A liquid food made by boiling meat, vegetables, fish, etc., in water with various seasoning agents.
Queen Elizabeth I could never have eaten soup: the word did not enter English until the mid seventeenth century, fifty years after her death. She did, however, eat souplike foods with names such as pottage and broth, and no doubt she also dined occasionally on something called a sop, a piece of bread soaked in broth. In fact, the word soup derives from the same source as sop, and even originally meant the same thing—a soaked piece of bread. The common source that soup and sop developed from, although by different routes, was the Germanic word sup, meaning juice or sap. This Germanic word evolved more or less directly into the Old English sop, the soaked-bread dish whose name was first recorded in the twelfth century; although sops are no longer commonly eaten, the word itself persists in phrases like sopping wet and in words like milksop, a bread-slice soaked in milk whose name became synonymous in the thirteenth century with effeminate men. Taking a different and less direct path, the Germanic sup also entered Late Latin as suppa, which evolved into the French soupe, originally denoting the soaked bread-slice itself, but eventually coming to mean the broth in which the bread was soaked. English borrowed this soupe from French and bestowed it upon a liquid food thicker than a broth but thinner than a pottage. Still other English words also developed from the Germanic sup, including sob—a tearful and therefore watery cry of anguish—and sip—the action of drinking small amounts at a time.

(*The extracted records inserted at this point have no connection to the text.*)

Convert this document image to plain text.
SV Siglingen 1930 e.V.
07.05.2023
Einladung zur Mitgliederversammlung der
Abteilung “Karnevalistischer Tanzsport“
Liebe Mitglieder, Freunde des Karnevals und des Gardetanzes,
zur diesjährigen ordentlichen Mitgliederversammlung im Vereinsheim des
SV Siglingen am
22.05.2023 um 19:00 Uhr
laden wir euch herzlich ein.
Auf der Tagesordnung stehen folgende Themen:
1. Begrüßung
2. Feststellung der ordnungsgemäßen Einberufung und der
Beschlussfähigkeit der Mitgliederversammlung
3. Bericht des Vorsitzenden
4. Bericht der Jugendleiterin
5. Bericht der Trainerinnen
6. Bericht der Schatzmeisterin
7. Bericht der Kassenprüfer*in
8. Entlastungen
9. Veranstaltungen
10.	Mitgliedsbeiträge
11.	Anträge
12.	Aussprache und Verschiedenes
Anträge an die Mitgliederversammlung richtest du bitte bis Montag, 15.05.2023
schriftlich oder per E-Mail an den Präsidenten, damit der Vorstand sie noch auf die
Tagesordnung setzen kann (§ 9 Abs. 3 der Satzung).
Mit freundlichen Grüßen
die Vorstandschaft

Perhaps the most familiar descendent, however, is supper, from the Germanic sup, French developed super, a word meaning to eat the evening meal (this super is no relation to the super in superman); English borrowed the French super at the end of the thirteenth century, using it as the name of the day’s last meal and adding another p to the word in the process.
Soup, commonly gracing the table as the introductory course of a luncheon or dinner, or even taking center stage as the main dish of a light lunch or supper, serves a dual purpose. Not only does it awaken and stimulate the appetite for the forthcoming courses, but it also contributes substantial nutritional value to the meal.